Accompagnaient Freud : Karl Marx, Heinrich et Thomas Mann, Arnold et Stephan Zweig, Arthur Schnitzler, et beaucoup d’autres… Hitler n’était arrivé au pouvoir que depuis quatre mois.

« Là où on brûle les livres ; on finit aussi par brûler les hommes », prédisait à la suite de Voltaire le poète juif allemand Heinrich Heine. L’histoire lui avait déjà donné raison : le calife Omar, gendre de Mahomet ordonna en 642, lors de la conquête de l’Égypte par les Musulmans, l’autodafé de la grande bibliothèque d’Alexandrie ; et l’église avait brûlé les astronomes et ceux qui refusaient d’abjurer leur foi ou leur croyance durant l’Inquisition. Et pourtant l’Histoire allait dramatiquement se répéter – durant la Seconde Guerre Mondiale.

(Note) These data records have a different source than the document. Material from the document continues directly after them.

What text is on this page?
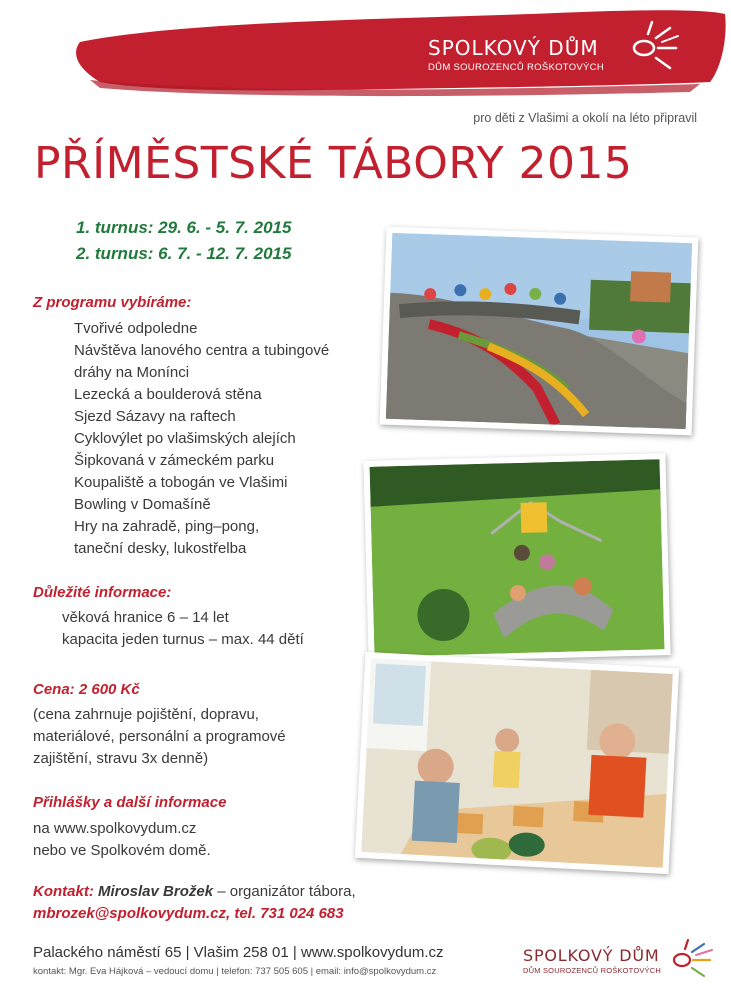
SPOLKOVÝ DŮM
DŮM SOUROZENCŮ ROŠKOTOVÝCH
pro děti z Vlašimi a okolí na léto připravil
PŘÍMĚSTSKÉ TÁBORY 2015
1. turnus: 29. 6. - 5. 7. 2015
2. turnus: 6. 7. - 12. 7. 2015
Z programu vybíráme:
Tvořivé odpoledne
Návštěva lanového centra a tubingové
dráhy na Monínci
Lezecká a boulderová stěna
Sjezd Sázavy na raftech
Cyklovýlet po vlašimských alejích
Šipkovaná v zámeckém parku
Koupaliště a tobogán ve Vlašimi
Bowling v Domašíně
Hry na zahradě, ping–pong,
taneční desky, lukostřelba
Důležité informace:
věková hranice 6 – 14 let
kapacita jeden turnus – max. 44 dětí
Cena: 2 600 Kč
(cena zahrnuje pojištění, dopravu,
materiálové, personální a programové
zajištění, stravu 3x denně)
Přihlášky a další informace
na www.spolkovydum.cz
nebo ve Spolkovém domě.
Kontakt: Miroslav Brožek – organizátor tábora,
mbrozek@spolkovydum.cz, tel. 731 024 683
Palackého náměstí 65 | Vlašim 258 01 | www.spolkovydum.cz
kontakt: Mgr. Eva Hájková – vedoucí domu | telefon: 737 505 605 | email: info@spolkovydum.cz
SPOLKOVÝ DŮM
DŮM SOUROZENCŮ ROŠKOTOVÝCH
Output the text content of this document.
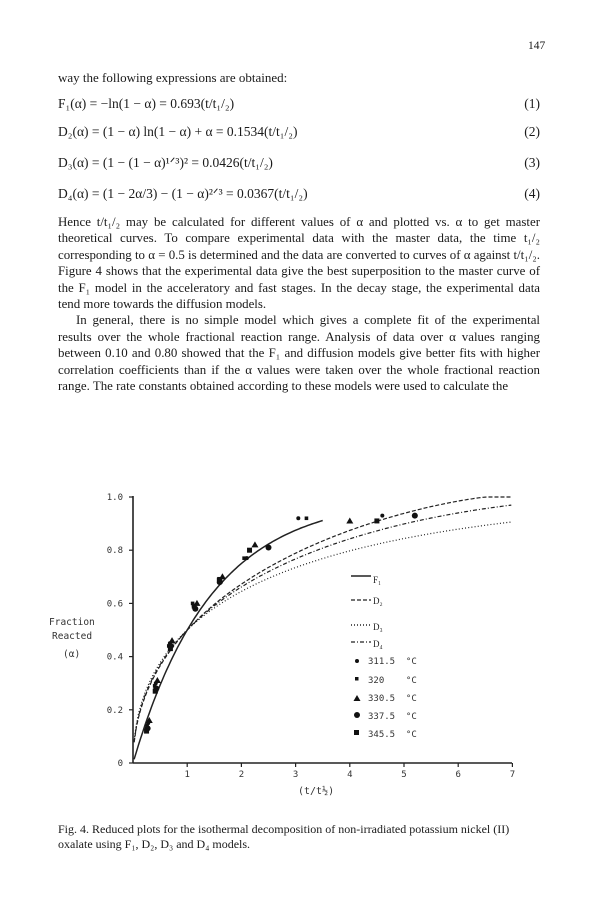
147
way the following expressions are obtained:
F₁(α) = −ln(1 − α) = 0.693(t/t₁/₂)	(1)
D₂(α) = (1 − α) ln(1 − α) + α = 0.1534(t/t₁/₂)	(2)
D₃(α) = (1 − (1 − α)¹ᐟ³)² = 0.0426(t/t₁/₂)	(3)
D₄(α) = (1 − 2α/3) − (1 − α)²ᐟ³ = 0.0367(t/t₁/₂)	(4)

Hence t/t₁/₂ may be calculated for different values of α and plotted vs. α to get master theoretical curves. To compare experimental data with the master data, the time t₁/₂ corresponding to α = 0.5 is determined and the data are converted to curves of α against t/t₁/₂. Figure 4 shows that the experimental data give the best superposition to the master curve of the F₁ model in the acceleratory and fast stages. In the decay stage, the experimental data tend more towards the diffusion models.

In general, there is no simple model which gives a complete fit of the experimental results over the whole fractional reaction range. Analysis of data over α values ranging between 0.10 and 0.80 showed that the F₁ and diffusion models give better fits with higher correlation coefficients than if the α values were taken over the whole fractional reaction range. The rate constants obtained according to these models were used to calculate the

0
0.2
0.4
0.6
0.8
1.0
1	2	3	4	5	6	7
Fraction
Reacted
(α)
(t/t½)
F₁
D₂
D₃
D₄
311.5  °C
320    °C
330.5  °C
337.5  °C
345.5  °C
Fig. 4. Reduced plots for the isothermal decomposition of non-irradiated potassium nickel (II) oxalate using F₁, D₂, D₃ and D₄ models.
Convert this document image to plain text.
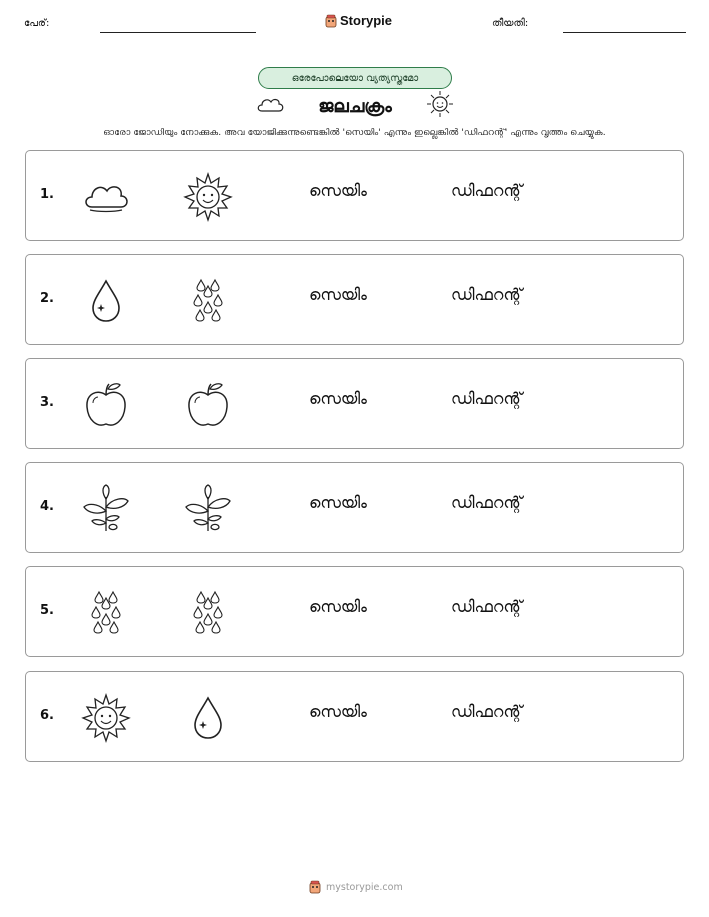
പേര്:	Storypie	തീയതി:
ഒരേപോലെയോ വ്യത്യസ്തമോ
ജലചക്രം
ഓരോ ജോഡിയും നോക്കുക. അവ യോജിക്കുന്നുണ്ടെങ്കിൽ 'സെയിം' എന്നും ഇല്ലെങ്കിൽ 'ഡിഫറന്റ്' എന്നും വൃത്തം ചെയ്യുക.
1.	സെയിം	ഡിഫറന്റ്
2.	സെയിം	ഡിഫറന്റ്
3.	സെയിം	ഡിഫറന്റ്
4.	സെയിം	ഡിഫറന്റ്
5.	സെയിം	ഡിഫറന്റ്
6.	സെയിം	ഡിഫറന്റ്
mystorypie.com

Sigmund Freud se souvenait qu’écrire, c’est-à-dire rêver et créer, se lire et se séparer, était toujours un acte transgressif en ce qu’il s’oppose aux croyances.

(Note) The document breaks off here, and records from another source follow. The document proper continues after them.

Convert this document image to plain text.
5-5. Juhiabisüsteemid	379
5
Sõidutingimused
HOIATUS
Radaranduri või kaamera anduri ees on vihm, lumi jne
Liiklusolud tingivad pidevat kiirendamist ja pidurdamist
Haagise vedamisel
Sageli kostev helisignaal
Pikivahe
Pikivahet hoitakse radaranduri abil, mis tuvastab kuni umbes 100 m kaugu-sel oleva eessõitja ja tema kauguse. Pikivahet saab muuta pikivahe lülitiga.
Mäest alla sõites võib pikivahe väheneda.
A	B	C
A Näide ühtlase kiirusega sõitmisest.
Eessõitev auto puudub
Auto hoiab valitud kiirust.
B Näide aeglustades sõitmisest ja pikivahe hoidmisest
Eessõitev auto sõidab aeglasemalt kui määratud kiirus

Après ce premier autodafé, il ironisait : « Quel progrès, au Moyen-Âge on m’aurait brûlé, aujourd’hui on se contente de brûler mes livres. » Avec le régime nazi, la cérémonie d’exécution allait être planifiée et simplifiée afin qu’elle puisse répondre à son office dément : en brûlant les livres, on faisait périr par le feu « purificateur » les idées, puis les hommes qui les portaient.

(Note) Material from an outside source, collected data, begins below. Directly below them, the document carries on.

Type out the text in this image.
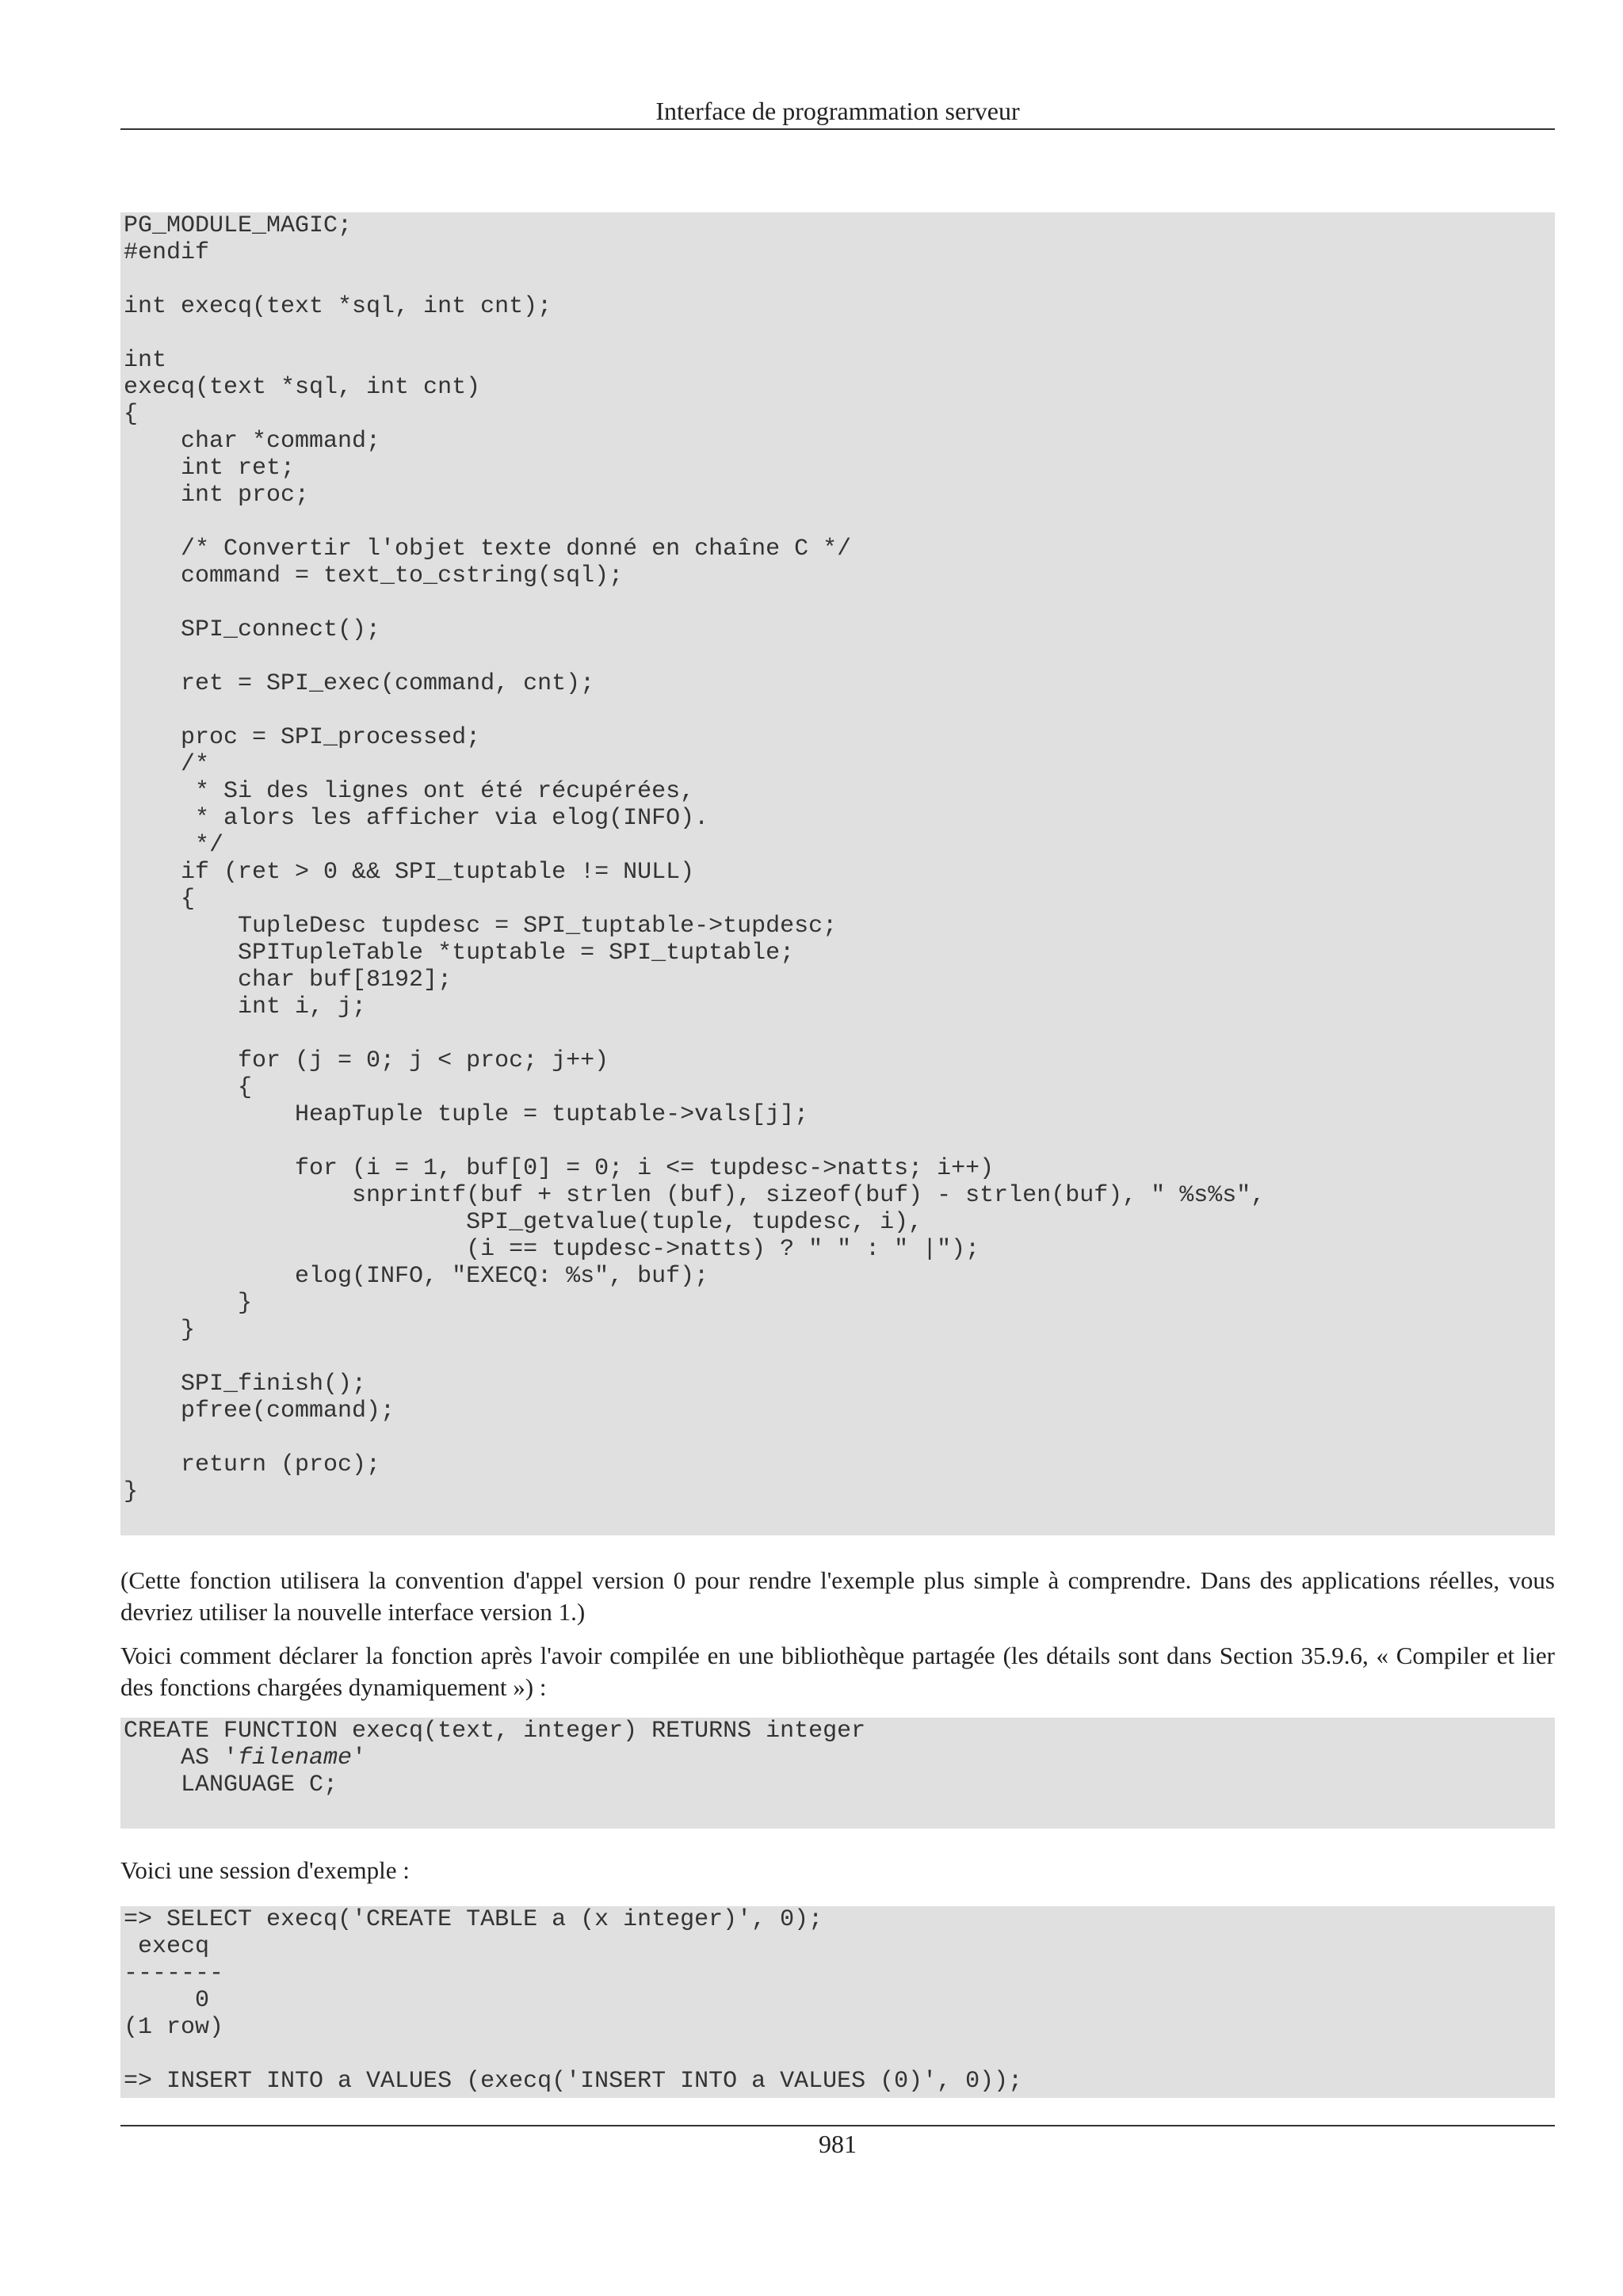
Interface de programmation serveur
PG_MODULE_MAGIC;
#endif
int execq(text *sql, int cnt);
int
execq(text *sql, int cnt)
{
char *command;
int ret;
int proc;
/* Convertir l'objet texte donné en chaîne C */
command = text_to_cstring(sql);
SPI_connect();
ret = SPI_exec(command, cnt);
proc = SPI_processed;
/*
* Si des lignes ont été récupérées,
* alors les afficher via elog(INFO).
*/
if (ret > 0 && SPI_tuptable != NULL)
{
TupleDesc tupdesc = SPI_tuptable->tupdesc;
SPITupleTable *tuptable = SPI_tuptable;
char buf[8192];
int i, j;
for (j = 0; j < proc; j++)
{
HeapTuple tuple = tuptable->vals[j];
for (i = 1, buf[0] = 0; i <= tupdesc->natts; i++)
snprintf(buf + strlen (buf), sizeof(buf) - strlen(buf), " %s%s",
SPI_getvalue(tuple, tupdesc, i),
(i == tupdesc->natts) ? " " : " |");
elog(INFO, "EXECQ: %s", buf);
}
}
SPI_finish();
pfree(command);
return (proc);
}

(Cette fonction utilisera la convention d'appel version 0 pour rendre l'exemple plus simple à comprendre. Dans des applications réelles, vous devriez utiliser la nouvelle interface version 1.)

Voici comment déclarer la fonction après l'avoir compilée en une bibliothèque partagée (les détails sont dans Section 35.9.6, « Compiler et lier des fonctions chargées dynamiquement ») :

CREATE FUNCTION execq(text, integer) RETURNS integer
AS 'filename'
LANGUAGE C;

Voici une session d'exemple :

=> SELECT execq('CREATE TABLE a (x integer)', 0);
execq
-------
0
(1 row)
=> INSERT INTO a VALUES (execq('INSERT INTO a VALUES (0)', 0));
981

Hitler définissait le juif comme celui qui avait inventé la conscience morale. L’autodafé visait explicitement la « science juive », et le nazisme est une « contre-culture » hygiéniste et eugéniste contre la « culture psychanalytique » – « l’inconscient aryen est plus créatif que l’inconscient juif » proclamait Jung. L’œuvre de Sigmund Feud, cet « hérétique et impie » tel qu’il se définissait lui-même, faisait partie du lot des livres qu’il fallait punir d’ouvrir la conscience du sujet à la complexité de son monde interne… cette boutique obscure. Aujourd’hui encore, si elle est violemment attaquée, c’est qu’elle continue à flamber du feu violent de la passion de penser, parce que comme le disait le pourtant critique Robert Musil, « elle est une de ces choses contre lesquelles on ne peut lutter parce qu’elles durent trop, qu’elles sont trop importantes, sans fin ni commencement ».

Mais, à voir ces foules participer à cet étrange « feu de joie », puis s’en aller, grégaires, grossir d’autres foules et, marchant d’un même pas se métamorphoser en masse compacte (de la camaraderie à la communauté puis au corps social… le peuple est « une unité vivante organique » dixit Himmler) écoutant religieusement les diktats d’un dictateur terriblement intelligent, on s’interroge. La séduction-fascination d’un seul homme pour faire d’une foule une masse quasi organique unie contre plutôt que pour suffit-elle ? La haine serait-elle plus mobilisatrice que l’espérance ? Y a-t-il au fond de l’homme un violent appétit animal « instinctuel » à détruire et à être dominé, qui le pousse à suivre celui ou ceux qui se posent en maîtres, et dans cette servitude puis soumission volontaire à l’aduler ? « Il y a deux choses qui peuvent unir les hommes : des idéaux communs et des crimes communs » vociférait Hitler le 1er août 1923.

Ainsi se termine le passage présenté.